Sun Dec 04, 2022
December 04, 2022

Brazil | Lula’s program: neoliberalism or developmentalism?

The PT speaks of “adopting a national strategy of fair, solidarity-based, sustainable, sovereign and creative development, seeking to overcome the neoliberal model that led the country to backwardness.” The core of this project is to increase state expenditures in supposed investments to boost Brazilian and foreign entrepreneurs, with the aim of increasing production and reindustrializing the country.


By: Júlio Anselmo

But is it possible, within the framework of capitalism, to develop the country, solve the everyday problems of working men and women, and put an end to our underdevelopment and chronic social inequalities?


Bolsonaro’s government is neoliberal, the main cause of the social and economic tragedy of the country today. What is conventionally called neoliberalism is the capitalist economic policy, promoted since the 1970s, which ranges from privatization and denationalization of the economies of peripheral countries to the requirement of a fiscal policy that limits investments in social areas, thus meaning a dismantling of public services.


All this is based on a tripod formed by a floating exchange rate, an inflation target, and a primary surplus used to guarantee the returns of capitalists through the depletion of the public budget.


The PT will not break with neoliberal logic


The PT governments in the past did not break with these neoliberal measures. Nor will they do so now. For example, one of the clearest expressions of neoliberalism in recent years is the Expenditure Ceiling Law. And Lula, while criticizing this law, reaffirms that he will respect the spending ceiling, only stating that, as he respects fiscal responsibility, he will not need to use this law.


In its previous governments, while continuing with neoliberalism, the PT tried to promote special sectors of the bourgeoisie through state incentives. This is what they call “developmentalism”.


What happened? After the “boom” in commodity prices and the exhaustion of the world economic growth cycle, the policy proved incapable of moving the country forward, generating only the “reprimarization” of the economy (focus on primary products, including the export of agricultural and mineral resources) and more dependence on imperialism. In other words, we continue to lag behind, limiting ourselves to mere commodity producers.


Even this alternation (between more or less state expenditures) corresponds to the normal functioning of capitalism. It is the alternation of economic cycles and the needs of capital itself. In fact, no matter how much they say the contrary, there is no contraposition between this supposed “developmentalism” of the PT and neoliberalism.

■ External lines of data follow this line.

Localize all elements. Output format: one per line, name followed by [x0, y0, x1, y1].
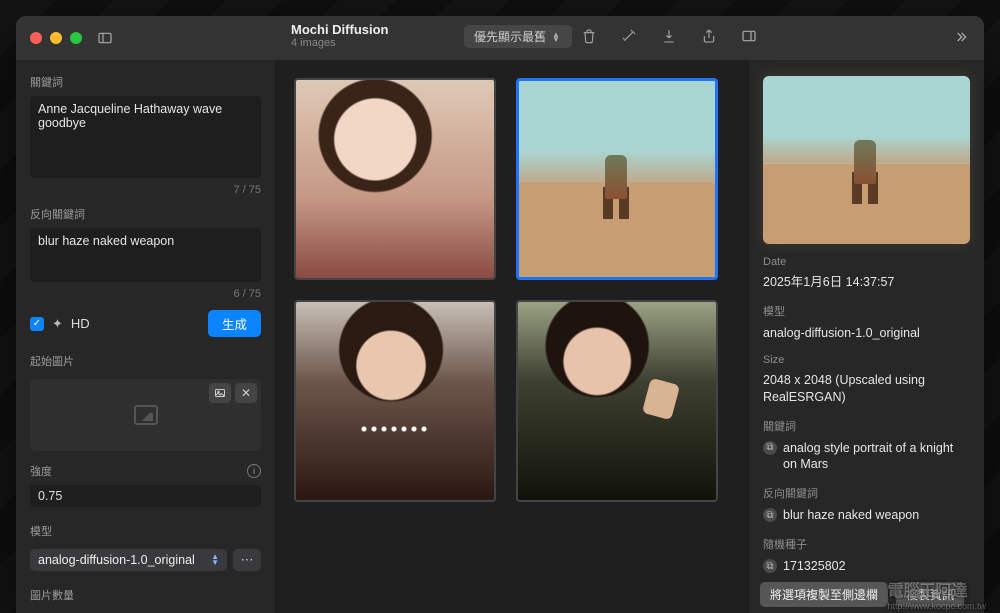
hd-checkbox[interactable]: ✓ [30, 317, 44, 331]
chevrons-right-icon[interactable] [952, 29, 970, 48]
save-icon[interactable] [656, 25, 682, 47]
meta-date-value: 2025年1月6日 14:37:57 [763, 274, 970, 291]
prompt-label: 關鍵詞 [30, 74, 261, 90]
gallery-thumb-selected[interactable] [516, 78, 718, 280]
copy-icon[interactable]: ⧉ [763, 508, 777, 522]
app-title: Mochi Diffusion [291, 22, 389, 37]
titlebar: Mochi Diffusion 4 images 優先顯示最舊 ▲▼ [16, 16, 984, 60]
app-window: Mochi Diffusion 4 images 優先顯示最舊 ▲▼ 關鍵詞 7… [16, 16, 984, 613]
watermark: 電腦王阿達 http://www.kocpc.com.tw [887, 577, 986, 611]
meta-seed-label: 隨機種子 [763, 536, 970, 552]
meta-neg-label: 反向關鍵詞 [763, 485, 970, 501]
traffic-lights [30, 32, 82, 44]
share-icon[interactable] [696, 25, 722, 47]
meta-date-label: Date [763, 256, 970, 268]
gallery [276, 60, 748, 613]
prompt-input[interactable] [30, 96, 261, 178]
image-placeholder-icon [134, 405, 158, 425]
image-count: 4 images [291, 37, 389, 49]
inspector: Date 2025年1月6日 14:37:57 模型 analog-diffus… [748, 60, 984, 613]
meta-prompt-label: 關鍵詞 [763, 418, 970, 434]
window-title: Mochi Diffusion 4 images [291, 22, 389, 49]
choose-image-button[interactable] [209, 383, 231, 403]
copy-icon[interactable]: ⧉ [763, 559, 777, 573]
copy-icon[interactable]: ⧉ [763, 441, 777, 455]
sort-label: 優先顯示最舊 [474, 28, 546, 45]
sidebar: 關鍵詞 7 / 75 反向關鍵詞 6 / 75 ✓ ✦ HD 生成 起始圖片 ✕ [16, 60, 276, 613]
meta-size-value: 2048 x 2048 (Upscaled using RealESRGAN) [763, 372, 970, 406]
chevron-updown-icon: ▲▼ [211, 554, 219, 566]
model-label: 模型 [30, 523, 261, 539]
meta-model-value: analog-diffusion-1.0_original [763, 325, 970, 342]
inspector-toggle-icon[interactable] [736, 25, 762, 47]
neg-prompt-label: 反向關鍵詞 [30, 206, 261, 222]
copy-to-sidebar-button[interactable]: 將選項複製至側邊欄 [760, 582, 888, 607]
chevron-updown-icon: ▲▼ [552, 32, 562, 42]
strength-label: 強度 [30, 463, 52, 479]
gallery-thumb[interactable] [294, 78, 496, 280]
strength-value[interactable]: 0.75 [30, 485, 261, 507]
model-more-button[interactable]: ⋯ [233, 549, 261, 571]
neg-prompt-input[interactable] [30, 228, 261, 282]
sidebar-toggle-icon[interactable] [92, 27, 118, 49]
info-icon[interactable]: i [247, 464, 261, 478]
generate-button[interactable]: 生成 [208, 310, 261, 337]
close-button[interactable] [30, 32, 42, 44]
sparkle-icon: ✦ [52, 316, 63, 332]
maximize-button[interactable] [70, 32, 82, 44]
prompt-count: 7 / 75 [30, 184, 261, 196]
minimize-button[interactable] [50, 32, 62, 44]
hd-label: HD [71, 316, 90, 331]
gallery-thumb[interactable] [294, 300, 496, 502]
sort-dropdown[interactable]: 優先顯示最舊 ▲▼ [464, 25, 572, 48]
image-count-label: 圖片數量 [30, 587, 261, 603]
model-select-value: analog-diffusion-1.0_original [38, 553, 195, 567]
clear-image-button[interactable]: ✕ [235, 383, 257, 403]
meta-model-label: 模型 [763, 303, 970, 319]
init-image-label: 起始圖片 [30, 353, 261, 369]
trash-icon[interactable] [576, 25, 602, 47]
inspector-preview[interactable] [763, 76, 970, 244]
meta-neg-value: blur haze naked weapon [783, 507, 919, 524]
model-select[interactable]: analog-diffusion-1.0_original ▲▼ [30, 549, 227, 571]
wand-icon[interactable] [616, 25, 642, 47]
gallery-thumb[interactable] [516, 300, 718, 502]
meta-size-label: Size [763, 354, 970, 366]
neg-prompt-count: 6 / 75 [30, 288, 261, 300]
init-image-slot[interactable]: ✕ [30, 379, 261, 451]
meta-seed-value: 171325802 [783, 558, 846, 575]
meta-prompt-value: analog style portrait of a knight on Mar… [783, 440, 970, 474]
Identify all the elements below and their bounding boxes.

Partner of imperialism: There is no “developmentalist” bourgeoisie


Obviously, there are conflicts of interests between bourgeois sectors. But this does not mean that reality can be explained, as the PT sees it, through the struggle between a neo-liberal sector of the bourgeoisie against another supposedly developmentalist sector. Or between a financial sector against the productive sector; or, even, between the national bourgeoisie and the foreign bourgeoisie. Much less does it mean that there is some progressive sector that serves the interests of the workers against another reactionary one.


Firstly, because in the present phase the capitalist sectors are interconnected and dominated by finance capital, which dominates not only finance but also industries, the commercial sector, and the countryside. Just look at the dominance of the multi-billionaire investment funds and banks that control large industrial conglomerates. So, this division between the productive and speculative sectors is not sustainable. They are all interconnected.


Secondly, there is no national bourgeoisie opposed to the imperialist bourgeoisie. But there is a national bourgeoisie associated with imperialism. A bourgeoisie that was born tied to the international bourgeoisie, an umbilical connection. Imperialism exploits the country directly with its own companies and indirectly through its links with Brazilian companies. In such a way that liberation from imperialism presupposes the defeat of the national bourgeoisie itself.


A reactionary and parasitic bourgeoisie


And third, in Brazil the bourgeoisie became parasitic and financial before having completed several aspects of the capitalist industrial development seen in other countries. The country was built on the coattails of capitalism from the beginning, associating archaic social and productive forms with modern ones in such a way that our bourgeoisie became reactionary before it had even been progressive in any moment of history.


Therefore, the aim of the PT is, in truth, to justify its thesis of supporting and running capitalism. Thus, it tries to dissolve the real struggle (which is between the interests of the workers and the bourgeoisie) into a dispute between bourgeois sectors, leading the workers to submission to a supposed “developmentalist” bourgeois sector.


But the history of the country shows the opposite. There is no possibility of economic and social development without breaking with imperialism, without expropriating the bourgeoisie, and without taking measures of transition to socialism. That is why we say that to defeat neo-liberalism we must defeat capitalism, and confront the super-rich and the 100 largest companies that control more than 60% of the country’s Gross Domestic Product (GDP).